Today's blog post is much different than usual, but it’s something I’m passionate about, and I wanted to share. This post is deeply personal, and I’m not sharing it because I want any pity or pats on the back, but because I’ve always felt like if something I say or do can help one person, then it’s worth it…so with that hope, here we go. :)
Today is World Mental Health Day. While mental health is spoken about a lot more now than in the past, many misconceptions and stigmas surround mental illnesses. I am by no means an expert, but as someone who has struggled for the last four years with anxiety and depression, I can offer you my experience and insight so that, hopefully, if you’ve never experienced these kinds of struggles, you have a little more of an understanding about them.
In May 2018, my dad passed away very suddenly and unexpectedly. For the first few months after he died, I was grieving, but I also put on a good front. When I was around people, I wore a smile, I laughed…I was “normal.” At home, I was falling apart. By late summer of that year, I started to have panic attacks. I didn’t realize that’s what they were at first. They would come on suddenly, seemingly out of nowhere, and either show up as me blowing up over something seemingly insignificant or as a complete meltdown with crying, hyperventilating, chest pain, shaking, etc. I had never experienced anything like it, and it was terrifying. On top of all of that, I was experiencing some pretty deep depression. I slept a lot. It was hard for me to do anything. There were days when I didn’t get a shower and didn’t eat. Not because I didn’t want to. Not because I didn’t know that I SHOULD be getting up but because I physically could not do it. I felt exhausted and more tired than I’d ever felt in my life and gained almost twenty pounds.
Stephen was concerned about me. He spoke to several of my family members and then made an appointment for me to talk to a counselor. When I finally went, the woman I worked with was, quite literally, a lifesaver. She recognized that many of the issues I had stemmed from the trauma I’d experienced. She helped me work through the things I was dealing with and helped to stop the spiral I was on. While I was working with her, Stephen was still very concerned. I was making progress but still struggling with depression and anxiety. With encouragement from him and my family, I also went to see my doctor, and he started me on medication to help with my depression and anxiety.
For those who haven’t experienced mental illness, you may think that’s where my story ends. I saw a counselor, started meds, and lived happily ever after. And that is where you would be wrong. People tend to think that once you see a counselor and get on medication, you are back to “normal.” For a while, I struggled to understand that too. Why wasn’t I back to how I was before I started this journey? When would I get back to the way I was “before?” It took me a couple of years to realize that I would never be the same person I was before my dad died. It took me time after that to finally be okay with that and to learn to love the person I am now. I read a lot about trauma and how it affects the brain. I read scripture, I read “It’s Not Supposed to Be This Way” by Lysa TerKeurst, I prayed, I journaled, I continued counseling, and slowly but surely, I began to understand who I am today.
The truth is, I’m not the same person I was before May 2018. I don’t like to go to crowded places. There are days when I really want to do something fun, but I can’t. I get nervous in new situations. I don’t like going places by myself. I get overwhelmed very easily. I still have panic attacks. I still have days where I am really sad for no real reason. I don’t like the unknown. I want a plan, and I don’t like when it changes at the last minute. I isolate myself to recharge because being around a lot of people many days in a row is exhausting to me. But I now also have deep empathy for those who have lost a loved one. I ache when I see others hurting. I know how to help someone who is having a panic attack. I think things through a lot more now than I did before. I am intentional about spending time with and talking to my family. I take a lot of pictures. Of big moments or small ones, it doesn’t matter. I know the importance of them even more now. I tell the people I love how I feel. Often.

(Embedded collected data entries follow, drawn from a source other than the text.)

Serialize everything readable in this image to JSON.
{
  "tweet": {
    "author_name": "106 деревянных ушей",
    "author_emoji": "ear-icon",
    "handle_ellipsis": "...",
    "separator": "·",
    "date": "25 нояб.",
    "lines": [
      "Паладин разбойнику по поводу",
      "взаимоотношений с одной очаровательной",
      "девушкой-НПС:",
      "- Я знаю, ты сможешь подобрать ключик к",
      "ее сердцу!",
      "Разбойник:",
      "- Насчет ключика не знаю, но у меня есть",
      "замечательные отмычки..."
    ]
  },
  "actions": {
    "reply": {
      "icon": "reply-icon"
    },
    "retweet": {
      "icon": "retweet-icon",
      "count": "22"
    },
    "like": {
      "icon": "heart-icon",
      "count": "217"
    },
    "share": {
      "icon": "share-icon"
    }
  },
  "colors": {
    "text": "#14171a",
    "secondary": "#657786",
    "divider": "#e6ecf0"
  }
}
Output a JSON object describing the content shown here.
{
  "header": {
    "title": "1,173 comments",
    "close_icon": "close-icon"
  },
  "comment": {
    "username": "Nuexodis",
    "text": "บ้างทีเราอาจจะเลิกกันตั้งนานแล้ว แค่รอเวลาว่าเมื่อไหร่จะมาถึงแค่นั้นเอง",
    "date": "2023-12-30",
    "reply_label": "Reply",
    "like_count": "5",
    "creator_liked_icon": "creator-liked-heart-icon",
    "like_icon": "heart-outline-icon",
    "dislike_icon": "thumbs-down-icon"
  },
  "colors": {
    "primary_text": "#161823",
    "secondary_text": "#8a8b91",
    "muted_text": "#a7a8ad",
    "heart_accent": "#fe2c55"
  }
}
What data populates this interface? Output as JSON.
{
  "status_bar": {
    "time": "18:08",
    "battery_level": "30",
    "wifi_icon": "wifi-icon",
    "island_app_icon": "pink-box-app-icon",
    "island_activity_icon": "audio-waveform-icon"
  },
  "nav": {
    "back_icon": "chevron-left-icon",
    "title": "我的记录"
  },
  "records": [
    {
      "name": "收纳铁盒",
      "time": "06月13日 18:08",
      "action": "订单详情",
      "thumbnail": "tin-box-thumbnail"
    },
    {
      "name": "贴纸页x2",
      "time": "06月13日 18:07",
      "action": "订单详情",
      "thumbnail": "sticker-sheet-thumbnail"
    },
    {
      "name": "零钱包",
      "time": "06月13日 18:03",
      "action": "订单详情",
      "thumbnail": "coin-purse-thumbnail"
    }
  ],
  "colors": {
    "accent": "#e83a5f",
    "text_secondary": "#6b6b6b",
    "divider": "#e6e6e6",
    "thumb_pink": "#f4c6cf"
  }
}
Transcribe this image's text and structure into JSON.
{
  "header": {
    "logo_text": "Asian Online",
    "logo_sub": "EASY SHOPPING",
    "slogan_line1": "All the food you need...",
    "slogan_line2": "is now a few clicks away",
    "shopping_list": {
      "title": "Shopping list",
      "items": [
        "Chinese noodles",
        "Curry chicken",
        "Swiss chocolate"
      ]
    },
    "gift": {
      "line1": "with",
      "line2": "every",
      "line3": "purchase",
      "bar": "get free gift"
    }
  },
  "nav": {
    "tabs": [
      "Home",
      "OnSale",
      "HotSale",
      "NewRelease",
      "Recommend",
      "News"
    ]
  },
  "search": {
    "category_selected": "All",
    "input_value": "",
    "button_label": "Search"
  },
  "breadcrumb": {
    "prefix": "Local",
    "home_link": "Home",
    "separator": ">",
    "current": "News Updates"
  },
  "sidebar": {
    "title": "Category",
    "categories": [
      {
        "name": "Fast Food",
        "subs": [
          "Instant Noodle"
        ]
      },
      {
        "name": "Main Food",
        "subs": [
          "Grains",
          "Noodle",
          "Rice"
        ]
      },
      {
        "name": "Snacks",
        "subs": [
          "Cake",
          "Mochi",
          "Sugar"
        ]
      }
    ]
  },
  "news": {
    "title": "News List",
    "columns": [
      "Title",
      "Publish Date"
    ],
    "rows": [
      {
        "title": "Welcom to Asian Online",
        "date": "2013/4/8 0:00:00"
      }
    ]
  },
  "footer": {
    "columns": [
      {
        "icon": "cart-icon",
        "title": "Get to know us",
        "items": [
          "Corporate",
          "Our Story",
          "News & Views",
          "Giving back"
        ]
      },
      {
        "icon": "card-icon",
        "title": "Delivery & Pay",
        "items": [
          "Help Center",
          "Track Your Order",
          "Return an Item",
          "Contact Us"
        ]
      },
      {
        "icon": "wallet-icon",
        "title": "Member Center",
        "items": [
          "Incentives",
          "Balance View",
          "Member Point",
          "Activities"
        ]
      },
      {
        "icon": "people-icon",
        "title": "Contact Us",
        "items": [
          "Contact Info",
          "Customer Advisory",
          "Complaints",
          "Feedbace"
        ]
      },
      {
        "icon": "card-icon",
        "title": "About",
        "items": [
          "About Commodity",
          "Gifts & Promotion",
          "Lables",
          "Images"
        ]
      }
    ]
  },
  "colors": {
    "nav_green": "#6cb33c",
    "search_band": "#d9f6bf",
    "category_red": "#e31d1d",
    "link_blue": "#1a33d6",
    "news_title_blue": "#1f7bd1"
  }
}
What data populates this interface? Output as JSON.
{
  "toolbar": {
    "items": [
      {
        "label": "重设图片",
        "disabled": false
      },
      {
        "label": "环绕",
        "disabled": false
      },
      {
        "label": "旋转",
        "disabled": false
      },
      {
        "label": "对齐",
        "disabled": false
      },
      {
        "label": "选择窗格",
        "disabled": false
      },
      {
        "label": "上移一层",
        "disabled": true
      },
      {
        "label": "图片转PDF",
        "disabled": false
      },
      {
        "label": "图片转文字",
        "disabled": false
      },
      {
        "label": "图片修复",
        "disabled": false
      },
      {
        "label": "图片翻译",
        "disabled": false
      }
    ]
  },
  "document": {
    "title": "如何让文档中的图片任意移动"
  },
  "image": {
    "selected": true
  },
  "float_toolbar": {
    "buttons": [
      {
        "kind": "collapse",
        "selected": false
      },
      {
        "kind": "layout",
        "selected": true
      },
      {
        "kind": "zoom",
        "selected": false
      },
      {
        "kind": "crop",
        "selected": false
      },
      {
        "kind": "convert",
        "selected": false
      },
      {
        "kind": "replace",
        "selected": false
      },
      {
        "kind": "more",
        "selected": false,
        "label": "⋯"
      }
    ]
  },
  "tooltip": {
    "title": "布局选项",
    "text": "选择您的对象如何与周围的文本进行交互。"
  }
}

The pictures I’ve shared in this blog post (except the one of my dad and me) are all from the two years when I was struggling the most. Looking at them, you’d probably never guess the things I was dealing with, which is kind of the point.
I decided to write this blog post to educate and to put a face and a personal story to something that still has so much misunderstanding around it. Mental illness doesn’t always “look” like what you’d imagine mental illness should look like. It doesn’t “go away” with medication like an infection does with an antibiotic. Even when medication is working, counseling is working, and things are looking up, it never truly goes away.
I hope that this post reaches those who need it. If you’re struggling with mental health, please contact someone for help. There are many resources to help you, and you’re not alone. If you have a loved one you are concerned about, ask them how you can help them and then keep asking them, even if they tell you they’re fine. Understand that you don’t know what you don’t know, and if you’ve never experienced the things I’ve talked about or any other mental health issues, for that matter, you may want to brush these things off or discount them in some way. The truth is until you’ve walked it, you will never fully understand it, but you can become an encourager, a supporter, a listener, and an advocate. I'm so thankful for the many people in my life who do that for me when things get tough.